Intelligence community restarts work on Mar-a-Lago documents damage assessment
The intelligence community is restarting work on both the classification review and the so-called damage assessment related to former President Donald Trump’s storage of classified materials at his Mar-a-Lago residence and resort, according to a statement of the Office of the Director of National Intelligence.
The ODNI had temporarily paused its work earlier this month after US District Judge Aileen Cannon issued an order that halted any use of the seized materials for the Justice Department’s criminal investigation. Although she said that the intelligence community’s assessment could continue, the DOJ maintained that the two efforts were inextricably intertwined and halting one halted the other.
An appeals court overturned key elements of Cannon’s original ruling earlier this week, allowing the Justice Department to continue looking at documents marked as classified that were seized from the Palm Beach property and allowing the intelligence community to resume its work.
“In consultation with the Department of Justice, ODNI is resuming the classification review of relevant materials and assessment of the potential risk to national security that would result from the disclosure of the relevant documents,” an ODNI spokesman said.
The damage assessment is a long-term analytic product that will study what the risk would be to US national security if the material stored at Mar-a-Lago were to be exposed. The classification review is designed to review each document to establish that its classification markings are current.

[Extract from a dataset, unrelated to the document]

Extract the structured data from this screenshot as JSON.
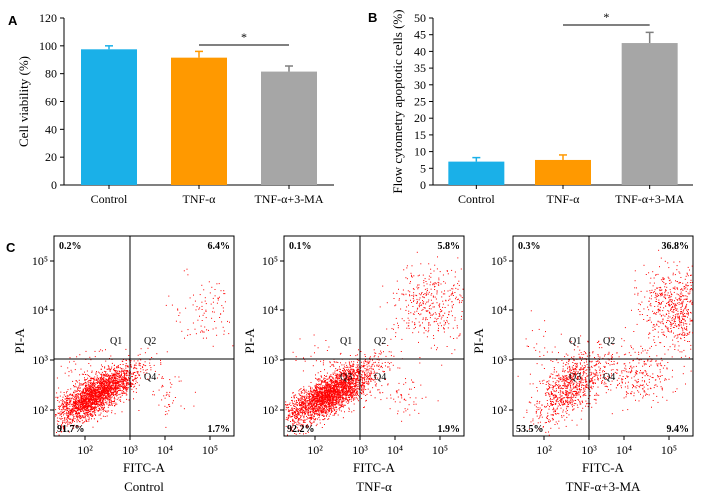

The emergency intervention by the three-judge panel of the 11th US Circuit Court of Appeals, two of whom were nominated by Trump, upended the trial judge’s order over those documents that had blocked federal investigators’ work and marked a strong rebuke of the Trump team’s attempt to suggest without evidence that materials were somehow declassified.
The appellate judges found that the federal government and national security could be harmed by the pause in its investigation, and Trump’s team didn’t have good enough reason to review potentially classified records.
The court also didn’t dispute the Justice Department saying it couldn’t divorce the intelligence review of the documents from its criminal investigation.
Trump’s options to block the criminal investigation are now dimming, with one of his only remaining possibilities being an emergency request to the Supreme Court.